More glory in the garden as the harvest gets to go, go, going. We experimented with cantaloupe! While it is among the best we’ve ever tasted, it is not nearly worth the water or labor for the three adorable fruits produced. The ground cherries, peppers, beans, zucchini, and tomatoes are quite a different story. The blue tepary and scarlet runners an excellent introduction to beans for drying, so we will plant much more next year, taking out the strawberry plants that do so very little. How life presents a body with ample opportunities to learn!
Greg gets his kicks at the Route 66 Mural in Jopin. Getting hip, alright…
At the Wildcat Glades Conservation & Audubon Center. I love it when such beauty and serenity is tucked in amongst the city. We got up early to enjoy it and reveled in beauty, birdsong, and the babble of flowing water.
Just above and up to the Williams family ancestors nod is Red Oak II, created by the artist Lowell Davis, who died in 2020:
Davis, once a commercial artist who left Dallas to return to his roots in the Missouri countryside, hit it big in the 1980s and 1990s with sculptures and paintings based on farm life at the nostalgic village of Red Oak II, a community of old buildings he purchased and moved to resurrect his family’s hometown of Red Oak, which was once located near Avilla. His work was sold in 2,000 stores and galleries worldwide.
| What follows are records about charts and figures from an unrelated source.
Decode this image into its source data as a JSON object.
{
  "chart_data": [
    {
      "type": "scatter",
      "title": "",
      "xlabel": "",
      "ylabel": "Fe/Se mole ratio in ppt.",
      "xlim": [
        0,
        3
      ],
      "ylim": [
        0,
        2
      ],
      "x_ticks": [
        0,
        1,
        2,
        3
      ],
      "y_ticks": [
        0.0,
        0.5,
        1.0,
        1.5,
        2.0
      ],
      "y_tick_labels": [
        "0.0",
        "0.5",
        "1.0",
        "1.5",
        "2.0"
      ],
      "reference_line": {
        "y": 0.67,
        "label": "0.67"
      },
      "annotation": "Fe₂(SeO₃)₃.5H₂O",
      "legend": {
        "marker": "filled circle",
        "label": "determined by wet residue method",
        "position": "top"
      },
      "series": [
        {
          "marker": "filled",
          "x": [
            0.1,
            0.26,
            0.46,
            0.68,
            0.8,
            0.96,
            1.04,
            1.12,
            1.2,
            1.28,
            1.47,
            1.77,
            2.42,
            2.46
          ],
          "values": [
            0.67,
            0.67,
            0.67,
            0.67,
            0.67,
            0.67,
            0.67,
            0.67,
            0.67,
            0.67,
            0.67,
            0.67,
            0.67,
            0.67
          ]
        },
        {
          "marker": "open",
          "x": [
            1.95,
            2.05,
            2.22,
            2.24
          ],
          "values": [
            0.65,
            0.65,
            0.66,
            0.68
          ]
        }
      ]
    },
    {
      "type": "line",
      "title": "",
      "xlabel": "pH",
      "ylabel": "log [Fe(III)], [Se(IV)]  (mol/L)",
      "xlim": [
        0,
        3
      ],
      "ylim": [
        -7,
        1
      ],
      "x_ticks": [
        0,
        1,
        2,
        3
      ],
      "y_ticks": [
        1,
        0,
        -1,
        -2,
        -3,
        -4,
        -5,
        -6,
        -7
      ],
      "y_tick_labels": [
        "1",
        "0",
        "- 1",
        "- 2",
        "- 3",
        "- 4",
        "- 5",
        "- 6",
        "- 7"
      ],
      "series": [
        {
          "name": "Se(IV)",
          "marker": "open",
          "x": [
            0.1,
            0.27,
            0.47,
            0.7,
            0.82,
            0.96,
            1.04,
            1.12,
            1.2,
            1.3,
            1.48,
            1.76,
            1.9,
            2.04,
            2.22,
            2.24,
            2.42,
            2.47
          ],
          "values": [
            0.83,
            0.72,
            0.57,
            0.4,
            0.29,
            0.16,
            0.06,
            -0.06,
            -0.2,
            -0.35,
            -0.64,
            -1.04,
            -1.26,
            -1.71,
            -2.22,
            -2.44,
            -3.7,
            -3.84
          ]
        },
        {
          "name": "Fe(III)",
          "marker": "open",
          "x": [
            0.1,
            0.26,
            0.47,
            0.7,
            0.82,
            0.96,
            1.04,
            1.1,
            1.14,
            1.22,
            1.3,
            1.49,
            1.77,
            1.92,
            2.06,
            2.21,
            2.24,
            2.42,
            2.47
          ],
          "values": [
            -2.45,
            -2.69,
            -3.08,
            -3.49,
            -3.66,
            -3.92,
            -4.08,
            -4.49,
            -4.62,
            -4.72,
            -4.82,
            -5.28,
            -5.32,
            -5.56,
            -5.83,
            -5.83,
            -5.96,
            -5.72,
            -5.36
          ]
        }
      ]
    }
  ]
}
It’s a truly magical experience to wander about, amongst sculptures and every manner of building, that someone would go to such lengths to recreate a HOME. It is a fabrication but so very authentic, too.
Though there is always more growing to do, like with the evergreens and a few of the shrubs, I feel like our gardens, and my vision for them, have come to fruition. With the exception of this year’s new plants and the fruit and vegetable patch, we don’t provide any additional water – a xeriscaped haven in the high desert of Colorado Springs!
It is truly exciting to no longer think long-term, wondering what more needs to be added. Everything is here, huzzah! We’ll replace whatever becomes diseased or dies, of course. In the mean time, what a pleasure to wander amongst plants of varying heights, textures, and colors, to hear all the critters and winged visitors, bird and insect alike.
How cute, also, is farmer Greg harvesting lettuce made safe from marauding, but ever adorable, rabbits. We’ve also learned they enjoy echinacea flower petals for dessert, rats. The ups and downs of sharing a space with all the four-leggers.